Sherlock furrowed his brow. Surely not. A man of John’s age, with refractory periods, and tired from his day job…

“You won’t be ready to leave earlier than that?” he prodded. John shook his head.

“It takes more than that to finish off ‘Three Continents Watson’. Besides, your brother warned me about you. I’ve prepared myself.”

And now Sherlock was wildly curious. “Very well then. Go right ahead,” he said, putting aside his own untouched teacup, in case ‘Three Continents Watson’ decided to lunge at him.

---

John frowned. “I figured you’d go first. If you’re anything like your brother, you already know all about me.”

“What?”

“You do that thing, right? Tell a banker by his cuff-links and such? I looked up your website. ‘The Science of Deduction’.”

“Oh?” Sherlock pretended to find his nails suddenly fascinating. “What did you think of it?” he asked casually.

John leaned forward in the chair. “It’s amazing. Absolutely brilliant.” When Sherlock looked up, John shot him a warm smile. Oh, he was good. Sherlock wondered where Mycroft had found him.

“’s not what people usually say,” he confessed to the blond. At John’s questioning look, he added, “They normally say, ‘Piss Off.’”

John snorted at that. “’They’ must be idiots, then. You and your brother are fantastic. He knew all about the clinic I work at just by glancing at my coat. How is that not incredible?”

Sherlock found his brother quite intolerable, so it was only natural that he felt a quick stab of anger when John praised Mycroft. “That was just basic observation. Did he mention you should fire your therapist?”

John nodded, and Sherlock’s annoyance grew. Of course Mycroft would have seen through the tremor in John’s hand and his psychosomatic limp.

“Anyways, we should get down to business,” John suggested, seeming to sense Sherlock’s irritation and steering around it.

“Yes, of course,” Sherlock agreed, once again sitting back and letting John lead, as he had before John’s tangent about his website.

“I snore, I’m surviving on an army pension and a few days a week at a clinic, all of my possessions fit into a single suitcase, and when I lose my temper, I sometimes storm out and don’t come home for days. I think that just about covers it.”

The consulting detective just stared at the other man. John Watson was, without a doubt, the most unconventional rent-boy he’d ever encountered (not that Sherlock was complaining).

“Well, anything on your end? Potential flatmates should know the worst about each other.”

Oh. Well, that explained it. Sherlock slumped back into the sofa. He’d asked Mycroft for someone to shag, and he’d sent him some bizarre blond flatmate. And it was Sherlock’s own bloody fault for trusting Mycroft.
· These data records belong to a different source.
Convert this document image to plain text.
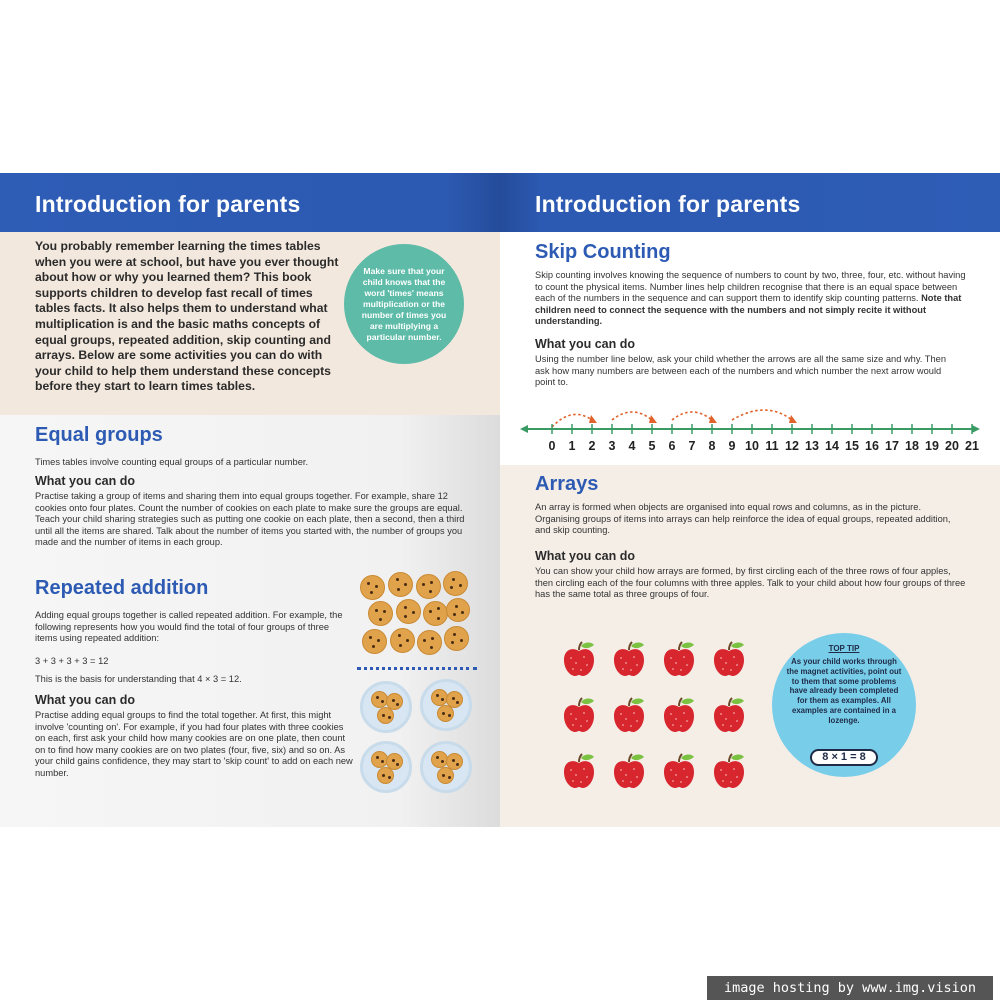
Introduction for parents
You probably remember learning the times tables when you were at school, but have you ever thought about how or why you learned them? This book supports children to develop fast recall of times tables facts. It also helps them to understand what multiplication is and the basic maths concepts of equal groups, repeated addition, skip counting and arrays. Below are some activities you can do with your child to help them understand these concepts before they start to learn times tables.
Make sure that your child knows that the word 'times' means multiplication or the number of times you are multiplying a particular number.
Equal groups
Times tables involve counting equal groups of a particular number.
What you can do
Practise taking a group of items and sharing them into equal groups together. For example, share 12 cookies onto four plates. Count the number of cookies on each plate to make sure the groups are equal. Teach your child sharing strategies such as putting one cookie on each plate, then a second, then a third until all the items are shared. Talk about the number of items you started with, the number of groups you made and the number of items in each group.
Repeated addition
Adding equal groups together is called repeated addition. For example, the following represents how you would find the total of four groups of three items using repeated addition:
3 + 3 + 3 + 3 = 12
This is the basis for understanding that 4 × 3 = 12.
What you can do
Practise adding equal groups to find the total together. At first, this might involve 'counting on'. For example, if you had four plates with three cookies on each, first ask your child how many cookies are on one plate, then count on to find how many cookies are on two plates (four, five, six) and so on. As your child gains confidence, they may start to 'skip count' to add on each new number.
Introduction for parents
Skip Counting
Skip counting involves knowing the sequence of numbers to count by two, three, four, etc. without having to count the physical items. Number lines help children recognise that there is an equal space between each of the numbers in the sequence and can support them to identify skip counting patterns. Note that children need to connect the sequence with the numbers and not simply recite it without understanding.
What you can do
Using the number line below, ask your child whether the arrows are all the same size and why. Then ask how many numbers are between each of the numbers and which number the next arrow would point to.
0 1 2 3 4 5 6 7 8 9 10 11 12 13 14 15 16 17 18 19 20 21
Arrays
An array is formed when objects are organised into equal rows and columns, as in the picture. Organising groups of items into arrays can help reinforce the idea of equal groups, repeated addition, and skip counting.
What you can do
You can show your child how arrays are formed, by first circling each of the three rows of four apples, then circling each of the four columns with three apples. Talk to your child about how four groups of three has the same total as three groups of four.
TOP TIP
As your child works through the magnet activities, point out to them that some problems have already been completed for them as examples. All examples are contained in a lozenge.
8 × 1 = 8
image hosting by www.img.vision
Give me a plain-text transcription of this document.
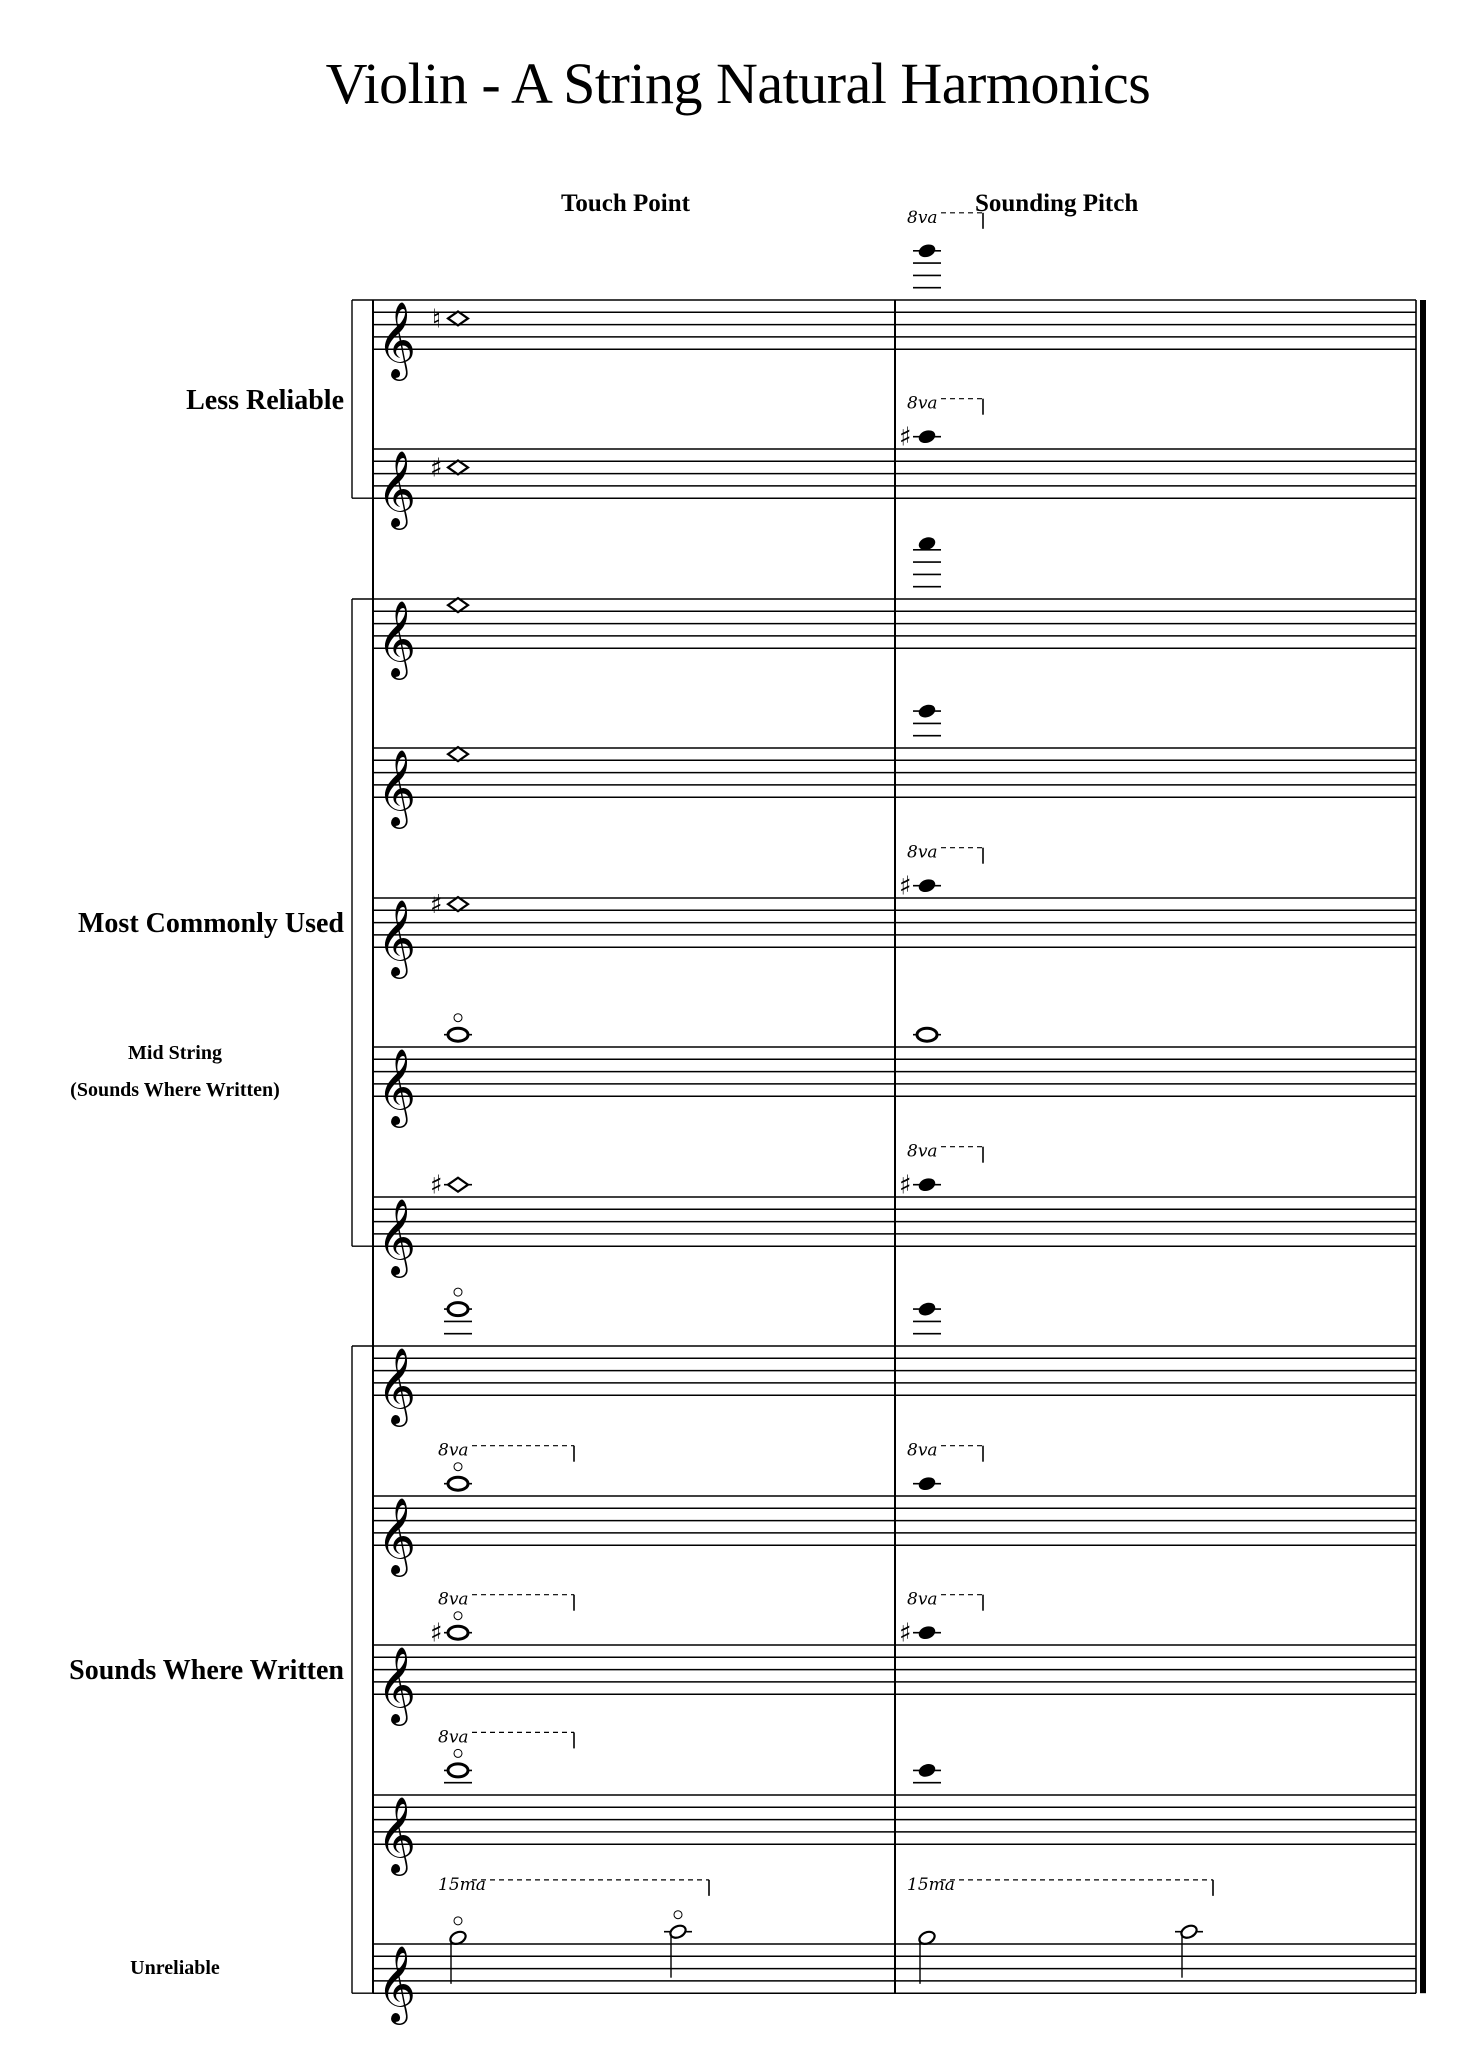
Violin - A String Natural Harmonics
Touch Point	Sounding Pitch
Less Reliable
Most Commonly Used
Mid String
(Sounds Where Written)
Sounds Where Written
Unreliable
𝄞
𝄞
𝄞
𝄞
𝄞
𝄞
𝄞
𝄞
𝄞
𝄞
𝄞
𝄞
♮
8va
♯
♯
8va
♯
♯
8va
♯	♯
8va
8va	8va
♯
8va
♯
8va
8va
15ma	15ma
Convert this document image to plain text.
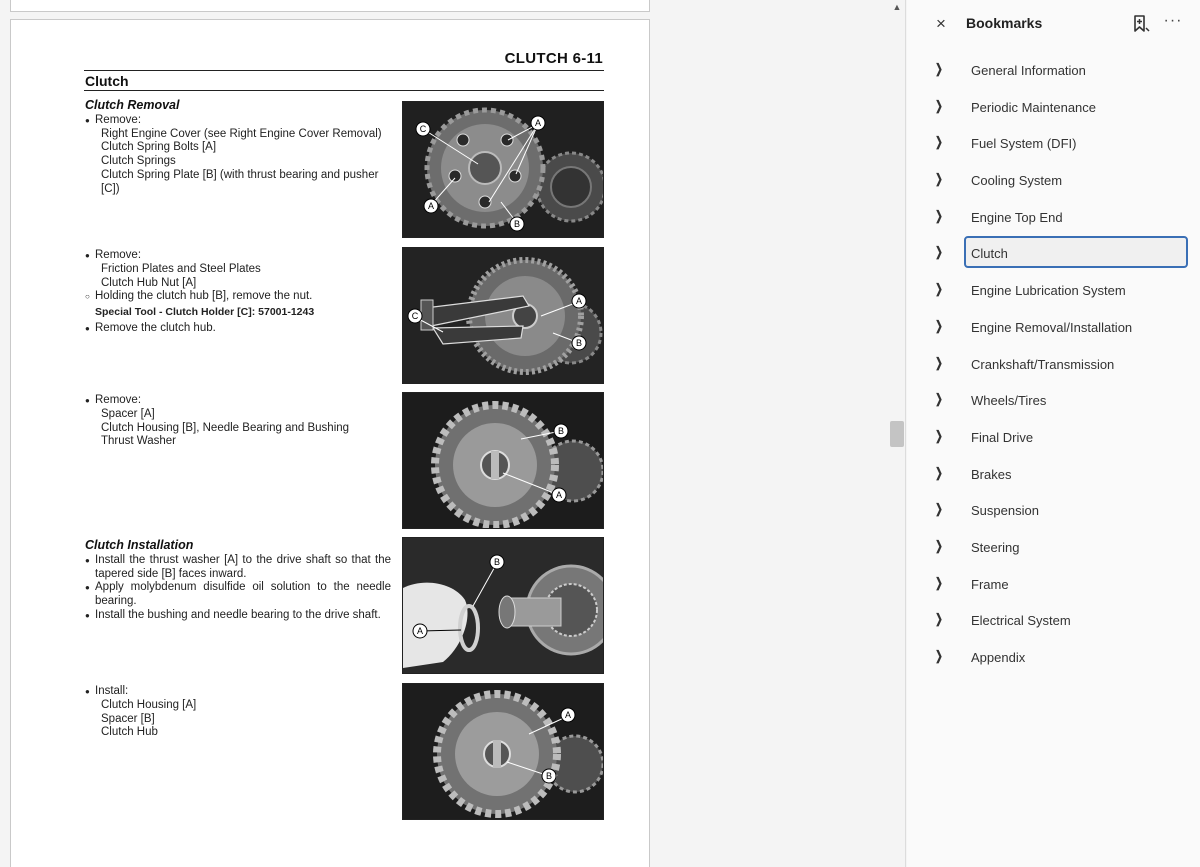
CLUTCH 6-11
Clutch
Clutch Removal
● Remove:
Right Engine Cover (see Right Engine Cover Removal)
Clutch Spring Bolts [A]
Clutch Springs
Clutch Spring Plate [B] (with thrust bearing and pusher [C])
● Remove:
Friction Plates and Steel Plates
Clutch Hub Nut [A]
○ Holding the clutch hub [B], remove the nut.
Special Tool - Clutch Holder [C]: 57001-1243
● Remove the clutch hub.
● Remove:
Spacer [A]
Clutch Housing [B], Needle Bearing and Bushing
Thrust Washer
Clutch Installation
● Install the thrust washer [A] to the drive shaft so that the tapered side [B] faces inward.
● Apply molybdenum disulfide oil solution to the needle bearing.
● Install the bushing and needle bearing to the drive shaft.
● Install:
Clutch Housing [A]
Spacer [B]
Clutch Hub
C
A
A
B
A
B
C
B
A
B
A
A
B
▲
×	Bookmarks	···
❯ General Information
❯ Periodic Maintenance
❯ Fuel System (DFI)
❯ Cooling System
❯ Engine Top End
❯ Clutch
❯ Engine Lubrication System
❯ Engine Removal/Installation
❯ Crankshaft/Transmission
❯ Wheels/Tires
❯ Final Drive
❯ Brakes
❯ Suspension
❯ Steering
❯ Frame
❯ Electrical System
❯ Appendix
He forced a smile. “I play the violin when I’m thinking. Sometimes I don’t talk for days on end. You’ve already been warned about the experiments, I take it, so that goes without saying.”

The discussion of quirks and character flaws went back and forth, and three things quickly became apparent to Sherlock. One, he was not going to get laid tonight. Two, he was going to let John move in to Baker Street with him. And three, John Watson was going to have to be the one to take his virginity, because now that he’d met him, no one else would do.